Rhubarb & Strawberry Pie
This recipe was one of the good things that came out of a rainy spring. I had plenty of rhubarb in my garden, and this was a worthy reward.
Pie pastry dough can be made ahead, or frozen and thawed out for use. You can even use a pre-made double crust pie shell if you wish – the filling will make it shine.
690 g/ 2-3/4 cups all-purpose flour
1 tsp salt
2 tbsp sugar (optional, but nice for a sweet pie)
275 g/ ½ lb lard (I like Tenderflake – and this is their recipe J)
1 egg, beaten
7 mL/ ½ Tbsp vinegar
Mix together flour and salt. Cut in lard with a pastry blender or food processor until mixture resembles coarse oatmeal.
Combine beaten egg with vinegar, and add enough water to make 125 mL/ ½ cup liquid. Add this gradually to the flour mixture until it comes together in a ball. Gather it up and chill.

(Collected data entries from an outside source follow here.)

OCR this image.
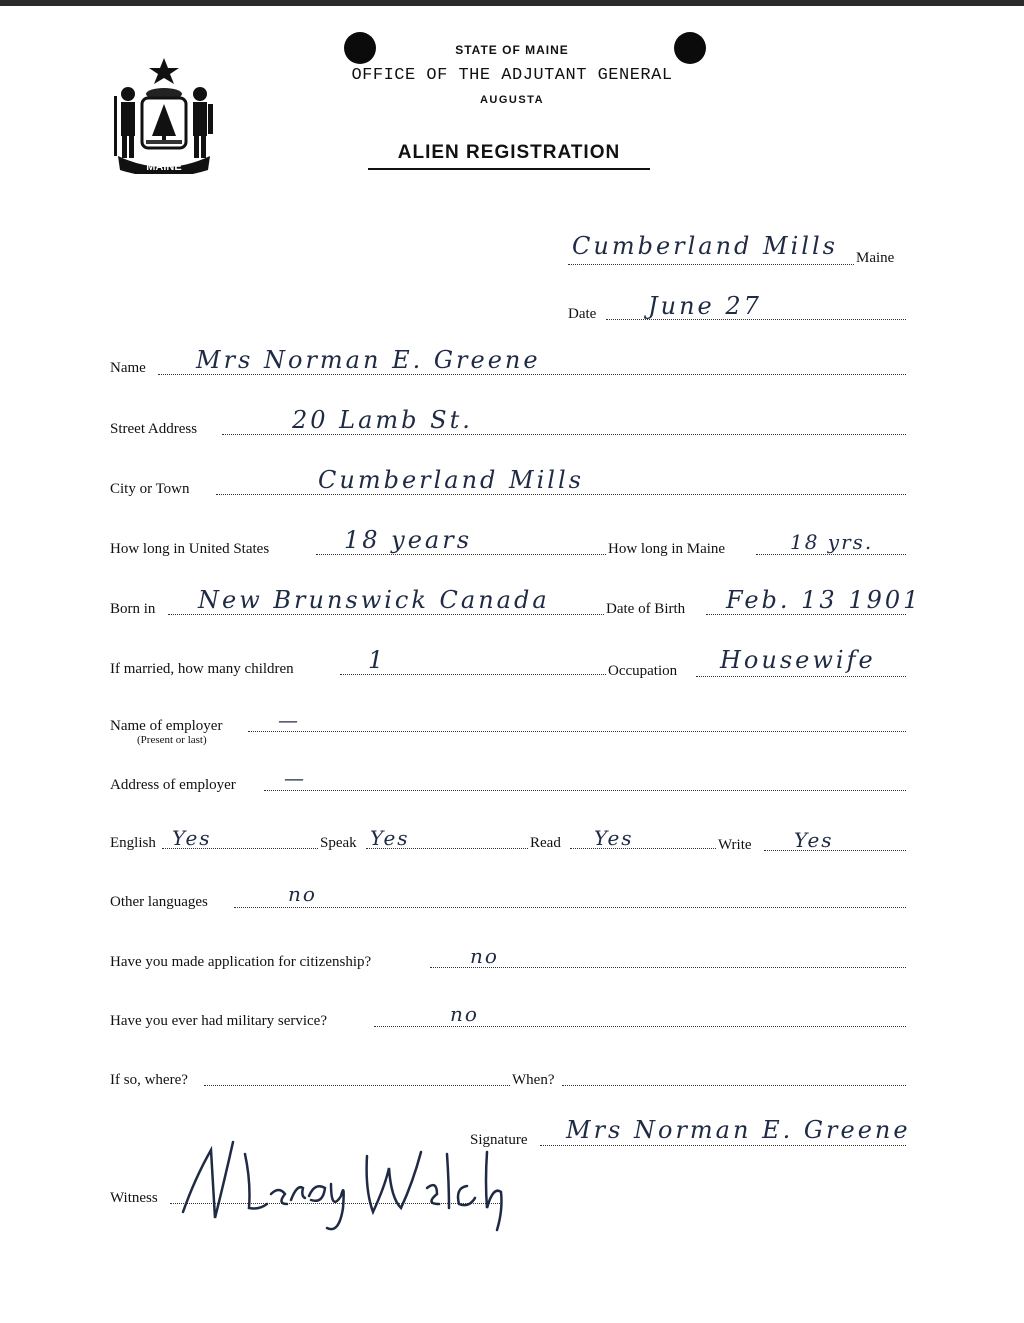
MAINE
STATE OF MAINE
OFFICE OF THE ADJUTANT GENERAL
AUGUSTA
ALIEN REGISTRATION
Cumberland Mills Maine
Date June 27
Name Mrs Norman E. Greene
Street Address	20 Lamb St.
City or Town	Cumberland Mills
How long in United States	18 years	How long in Maine	18 yrs.
Born in New Brunswick Canada	Date of Birth Feb. 13 1901
If married, how many children	1	Occupation Housewife
Name of employer
(Present or last)
—
Address of employer —
English Yes	Speak Yes	Read Yes	Write Yes
Other languages	no
Have you made application for citizenship?	no
Have you ever had military service?	no
If so, where?	When?
Signature Mrs Norman E. Greene
Witness
N. Leroy Welch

This will make a double crust deep dish pie with a bit of extra for decoration, or 3 single crusts.
1 kg / 2 lb fresh rhubarb
375 g / 12 oz strawberries
Zest of 1 orange or lemon
250 g / 1 cup white sugar
30 mL / 2 Tbsp flour
30 mL/ 2 Tbsp cornstarch
2 mL/1/2 tsp EACH nutmeg and ground ginger
1 mL/ ¼ tsp ground cloves
15 mL / 1 Tbsp butter
Make the dough and chill. Meanwhile, prepare the filling.
Trim and wash the rhubarb stalks. Cut a few stalks at a time crosswise into 1.25 cm/ ½ inch slices. Rinse strawberries and remove stems. Cut into halves or quarters, depending on size.
In a bowl, mix sugar with flour, corn starch, spices and zest. Combine fruit with sugar mixture and toss gently.
Roll out half of the pie dough for the bottom of the shell. Place in shell, pressing it into the bottom. Spoon filling into shell and dot with butter. Roll out remaining half of dough to create top; brush cold water at edge of shell and place top over filled pie. Press edges down and crimp to seal. Trim excess dough and save for decorating top if you wish. Slice a few vents in the top for steam to escape.
To make a decoration for top, roll out remainders of pie dough and cut a shape with a small cookie cutter (bird, star, flower – they all work well.) Place on centre of top crust by “gluing” it with cold water.
Brush pie top with milk and sprinkle with sugar. Bake at 220C/425F for 20 minutes on bottom rack of oven (this prevents getting a soggy bottom), then reduce heat to 180C/350F and bake for another 35-45 minutes or until crust is browned and internal temperature of filling is 200F (it needs to boil to thicken).
NOTE: Especially if you make a large or intricate decoration you may need a few more minutes to ensure the top of the pie is cooked.
Serve at room temperature, with thick yogurt or vanilla ice cream if you wish.